Я приглядываюсь и замечаю еще кое-что. Вон там, в сырой низинке, в сумраке, цветет медуница, весенний цветок, и еще держатся, еще не опали с мохнатого стебля ее розовые, лиловые, синие колокольчики; вот тут, на пригорке, в разгаре красное лето со спелой земляникой, с ромашками, с растрепанными головками дикого клевера; а там, на самом припеке, уже обозначилась осень, там уже трава обсеменилась, пожухла, и лысые одуванчики пускают по ветру последний пух. И весна, и лето, и осень встретились тут в лесу в этот июньский полдень. И я думаю, как смешно мы стараемся делить времена года по календарю, по клеточкам дней, и ругаемся на свой календарь, что он слишком часто обманывает, а он – не виноват. Времена года неделимы, как неделим человеческий возраст или человеческие чувства; рядом с весельем – грусть, рядом с твоей старостью – твоя молодость…

Я собрал полную горсть земляники, хотел было опрокинуть в рот – да вдруг вспомнил, как мы ели эту землянику почти четверть века назад, в детском доме. Было тогда голодно, в те военные годы, и для нас, малолетних, чувство голода сделалось постоянным, привычным. Но мы все-таки с ним боролись, мы обманывали его, мы придумывали себе удивительные кушанья. Мы выскребали мякиш из темной, вязкой хлебной горбушки, наполняли ее вареной картошкой из супа, и это был «пирог»; мы ели весной крапиву, жарили пестышки на костре, а летом, когда поспевала земляника, мы горсть ягод заворачивали в листья малины, в шершавые, седые с изнанки листья, и так ели, и это называлось «пирожное».

И сейчас я оглянулся, нашел куст малины, сорвал несколько молодых листьев. Ссыпал в них землянику, завернул и съел вместе с листьями. Нет, это было не так уж безвкусно; вполне приличное получилось пирожное… Я подумал, не показать ли этот способ ребятишкам, но, поразмыслив, все-таки отказался – нет, не стоит. Не поймут они вкуса в моем кушанье. И, наверное, хорошо, что не поймут… Усмехнулся я и пошел догонять их, прислушиваясь к хрусту валежника, к беззаботным голосам, доносившимся из-за кустов.

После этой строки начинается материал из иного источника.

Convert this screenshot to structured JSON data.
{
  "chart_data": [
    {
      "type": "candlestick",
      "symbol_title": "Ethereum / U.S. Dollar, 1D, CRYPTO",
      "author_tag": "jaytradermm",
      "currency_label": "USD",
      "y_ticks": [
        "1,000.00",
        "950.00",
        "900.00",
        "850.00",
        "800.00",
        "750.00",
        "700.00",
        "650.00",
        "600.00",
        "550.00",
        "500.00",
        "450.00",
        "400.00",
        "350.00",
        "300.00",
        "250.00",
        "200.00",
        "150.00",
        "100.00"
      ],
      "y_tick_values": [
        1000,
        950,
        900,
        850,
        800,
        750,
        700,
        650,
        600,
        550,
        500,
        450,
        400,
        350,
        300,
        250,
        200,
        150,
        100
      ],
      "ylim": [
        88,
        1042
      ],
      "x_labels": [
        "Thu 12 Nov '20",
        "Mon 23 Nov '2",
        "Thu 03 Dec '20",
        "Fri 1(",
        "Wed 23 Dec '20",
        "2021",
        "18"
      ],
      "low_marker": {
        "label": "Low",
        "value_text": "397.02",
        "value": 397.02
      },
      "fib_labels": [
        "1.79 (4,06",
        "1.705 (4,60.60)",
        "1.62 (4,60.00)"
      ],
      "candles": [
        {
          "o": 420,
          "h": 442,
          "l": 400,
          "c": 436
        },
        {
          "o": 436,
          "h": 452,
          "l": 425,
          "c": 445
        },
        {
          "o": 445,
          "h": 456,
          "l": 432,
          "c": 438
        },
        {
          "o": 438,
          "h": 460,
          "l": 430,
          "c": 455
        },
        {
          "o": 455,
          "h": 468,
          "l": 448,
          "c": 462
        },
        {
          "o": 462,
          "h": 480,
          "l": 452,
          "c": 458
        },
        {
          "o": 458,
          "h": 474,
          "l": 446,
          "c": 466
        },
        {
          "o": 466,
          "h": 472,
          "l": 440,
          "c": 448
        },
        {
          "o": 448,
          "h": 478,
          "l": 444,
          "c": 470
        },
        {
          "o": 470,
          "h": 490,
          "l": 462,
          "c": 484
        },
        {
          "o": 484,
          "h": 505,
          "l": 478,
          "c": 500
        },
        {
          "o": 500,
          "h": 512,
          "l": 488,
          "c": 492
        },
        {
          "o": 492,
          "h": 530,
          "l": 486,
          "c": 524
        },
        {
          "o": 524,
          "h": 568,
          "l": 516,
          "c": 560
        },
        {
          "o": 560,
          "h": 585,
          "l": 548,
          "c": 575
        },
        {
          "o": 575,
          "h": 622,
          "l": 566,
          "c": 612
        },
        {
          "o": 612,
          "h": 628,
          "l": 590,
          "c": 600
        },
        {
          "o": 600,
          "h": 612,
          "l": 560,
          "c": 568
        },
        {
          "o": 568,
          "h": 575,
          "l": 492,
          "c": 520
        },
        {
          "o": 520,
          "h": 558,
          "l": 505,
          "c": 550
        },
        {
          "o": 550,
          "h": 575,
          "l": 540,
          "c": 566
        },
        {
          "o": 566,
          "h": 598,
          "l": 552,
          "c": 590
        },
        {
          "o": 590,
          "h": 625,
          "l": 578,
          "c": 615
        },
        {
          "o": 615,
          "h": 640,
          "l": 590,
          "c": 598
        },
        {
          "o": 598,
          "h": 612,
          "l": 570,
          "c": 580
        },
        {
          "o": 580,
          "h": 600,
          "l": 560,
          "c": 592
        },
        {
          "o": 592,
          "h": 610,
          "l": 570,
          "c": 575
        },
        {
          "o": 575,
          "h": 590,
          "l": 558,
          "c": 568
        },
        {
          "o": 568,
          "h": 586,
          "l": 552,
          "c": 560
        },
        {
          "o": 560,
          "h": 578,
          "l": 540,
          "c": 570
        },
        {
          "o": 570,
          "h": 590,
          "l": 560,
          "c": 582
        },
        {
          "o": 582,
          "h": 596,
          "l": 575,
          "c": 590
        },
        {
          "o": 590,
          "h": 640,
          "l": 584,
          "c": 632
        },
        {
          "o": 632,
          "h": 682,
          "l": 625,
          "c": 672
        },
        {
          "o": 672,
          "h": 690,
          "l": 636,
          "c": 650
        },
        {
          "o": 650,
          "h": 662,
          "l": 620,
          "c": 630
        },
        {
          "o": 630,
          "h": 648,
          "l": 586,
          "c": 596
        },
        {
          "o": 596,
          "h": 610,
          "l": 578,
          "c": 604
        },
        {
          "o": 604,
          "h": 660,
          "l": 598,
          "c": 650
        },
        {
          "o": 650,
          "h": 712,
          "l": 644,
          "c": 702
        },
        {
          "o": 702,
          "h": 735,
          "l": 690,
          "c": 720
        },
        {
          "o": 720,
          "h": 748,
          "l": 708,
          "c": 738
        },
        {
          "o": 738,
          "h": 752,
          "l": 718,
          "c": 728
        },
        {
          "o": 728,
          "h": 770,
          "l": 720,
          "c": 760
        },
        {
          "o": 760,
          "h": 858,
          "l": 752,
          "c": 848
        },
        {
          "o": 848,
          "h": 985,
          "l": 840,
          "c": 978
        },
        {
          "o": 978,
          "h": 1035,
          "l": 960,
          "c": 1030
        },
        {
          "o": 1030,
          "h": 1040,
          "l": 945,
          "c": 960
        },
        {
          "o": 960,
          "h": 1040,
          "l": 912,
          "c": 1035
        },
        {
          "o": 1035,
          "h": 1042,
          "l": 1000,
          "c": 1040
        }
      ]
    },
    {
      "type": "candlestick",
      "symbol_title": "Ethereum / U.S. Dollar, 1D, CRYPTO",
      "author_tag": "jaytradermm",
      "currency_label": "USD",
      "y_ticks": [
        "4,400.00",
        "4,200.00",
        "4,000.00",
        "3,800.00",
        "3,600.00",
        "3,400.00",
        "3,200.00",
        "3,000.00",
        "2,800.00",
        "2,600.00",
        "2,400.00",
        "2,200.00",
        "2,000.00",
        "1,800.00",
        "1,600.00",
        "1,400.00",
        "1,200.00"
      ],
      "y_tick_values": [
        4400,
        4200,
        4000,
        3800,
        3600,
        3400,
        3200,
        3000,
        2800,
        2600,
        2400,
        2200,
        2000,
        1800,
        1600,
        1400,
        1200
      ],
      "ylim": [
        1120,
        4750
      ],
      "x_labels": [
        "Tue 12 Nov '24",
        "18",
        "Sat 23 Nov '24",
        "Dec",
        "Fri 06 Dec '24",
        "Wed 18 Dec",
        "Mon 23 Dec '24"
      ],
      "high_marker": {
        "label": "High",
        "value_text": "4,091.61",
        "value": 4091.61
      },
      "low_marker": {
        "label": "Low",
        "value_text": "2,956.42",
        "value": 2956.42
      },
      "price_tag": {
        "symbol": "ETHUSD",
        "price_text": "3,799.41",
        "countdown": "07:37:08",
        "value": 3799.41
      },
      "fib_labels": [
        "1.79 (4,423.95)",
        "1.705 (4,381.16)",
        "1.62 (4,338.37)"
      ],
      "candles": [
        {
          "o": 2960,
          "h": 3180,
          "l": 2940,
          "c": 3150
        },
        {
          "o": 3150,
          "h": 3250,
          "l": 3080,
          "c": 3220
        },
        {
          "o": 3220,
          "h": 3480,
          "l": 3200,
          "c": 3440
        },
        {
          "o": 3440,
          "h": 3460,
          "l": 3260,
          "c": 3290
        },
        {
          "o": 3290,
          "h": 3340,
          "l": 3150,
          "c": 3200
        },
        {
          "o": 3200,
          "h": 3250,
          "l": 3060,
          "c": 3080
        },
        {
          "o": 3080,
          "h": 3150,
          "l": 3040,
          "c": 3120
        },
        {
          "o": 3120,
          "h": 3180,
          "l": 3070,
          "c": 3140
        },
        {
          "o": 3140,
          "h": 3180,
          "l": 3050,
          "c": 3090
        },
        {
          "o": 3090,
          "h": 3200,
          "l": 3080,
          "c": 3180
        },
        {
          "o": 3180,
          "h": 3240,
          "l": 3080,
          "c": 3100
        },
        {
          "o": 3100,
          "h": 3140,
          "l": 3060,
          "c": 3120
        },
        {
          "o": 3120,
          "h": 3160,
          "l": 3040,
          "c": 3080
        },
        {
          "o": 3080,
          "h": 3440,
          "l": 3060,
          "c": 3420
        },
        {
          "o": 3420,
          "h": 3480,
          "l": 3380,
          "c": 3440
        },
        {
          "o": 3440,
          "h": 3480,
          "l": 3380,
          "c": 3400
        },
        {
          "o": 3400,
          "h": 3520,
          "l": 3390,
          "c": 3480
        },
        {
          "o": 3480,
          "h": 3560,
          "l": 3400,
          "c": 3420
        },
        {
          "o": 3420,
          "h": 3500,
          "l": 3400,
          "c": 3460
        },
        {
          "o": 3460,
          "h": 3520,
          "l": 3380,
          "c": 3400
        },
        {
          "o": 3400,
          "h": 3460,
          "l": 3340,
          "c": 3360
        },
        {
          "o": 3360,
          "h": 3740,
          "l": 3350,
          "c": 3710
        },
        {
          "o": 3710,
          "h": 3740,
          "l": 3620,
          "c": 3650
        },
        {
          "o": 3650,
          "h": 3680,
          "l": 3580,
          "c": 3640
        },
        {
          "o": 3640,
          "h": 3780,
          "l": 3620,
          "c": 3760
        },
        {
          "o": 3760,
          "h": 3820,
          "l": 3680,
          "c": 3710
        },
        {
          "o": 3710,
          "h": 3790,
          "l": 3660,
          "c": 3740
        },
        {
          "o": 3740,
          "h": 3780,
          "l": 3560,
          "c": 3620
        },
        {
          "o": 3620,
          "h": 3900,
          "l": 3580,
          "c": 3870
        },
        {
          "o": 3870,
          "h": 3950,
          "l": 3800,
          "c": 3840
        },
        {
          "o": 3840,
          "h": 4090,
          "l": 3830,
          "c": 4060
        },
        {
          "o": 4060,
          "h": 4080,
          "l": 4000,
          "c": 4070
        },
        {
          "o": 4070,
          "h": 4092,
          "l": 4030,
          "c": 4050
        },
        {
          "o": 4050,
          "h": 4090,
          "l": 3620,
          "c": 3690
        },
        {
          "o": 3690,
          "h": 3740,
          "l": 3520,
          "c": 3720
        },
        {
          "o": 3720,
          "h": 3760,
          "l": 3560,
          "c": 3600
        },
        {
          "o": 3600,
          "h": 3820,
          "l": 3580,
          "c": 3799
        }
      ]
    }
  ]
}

По березняку, потом сквозь непролазные заросли черемухи, потом через просеку с мачтами высоковольтной линии, – все дальше и дальше уходили мы от деревни, а грибов не попадалось. И уже приустали самые младшие ребятишки, и девчонки перестали аукаться, шли стайкой, и Веня Забелкин, весь потный, обтирая с толстых своих щек прилипшую паутину, все поглядывал на главаря Шурку – не пора ли обратно? Но как пойдешь обратно, если каждый пригорочек, каждая поляна все-таки манит, обещает, и все кажется – вон под теми елочками уж непременно дожидается тебя гриб, молоденький крепыш в круглой шляпе желудевого цвета, надетой набекрень?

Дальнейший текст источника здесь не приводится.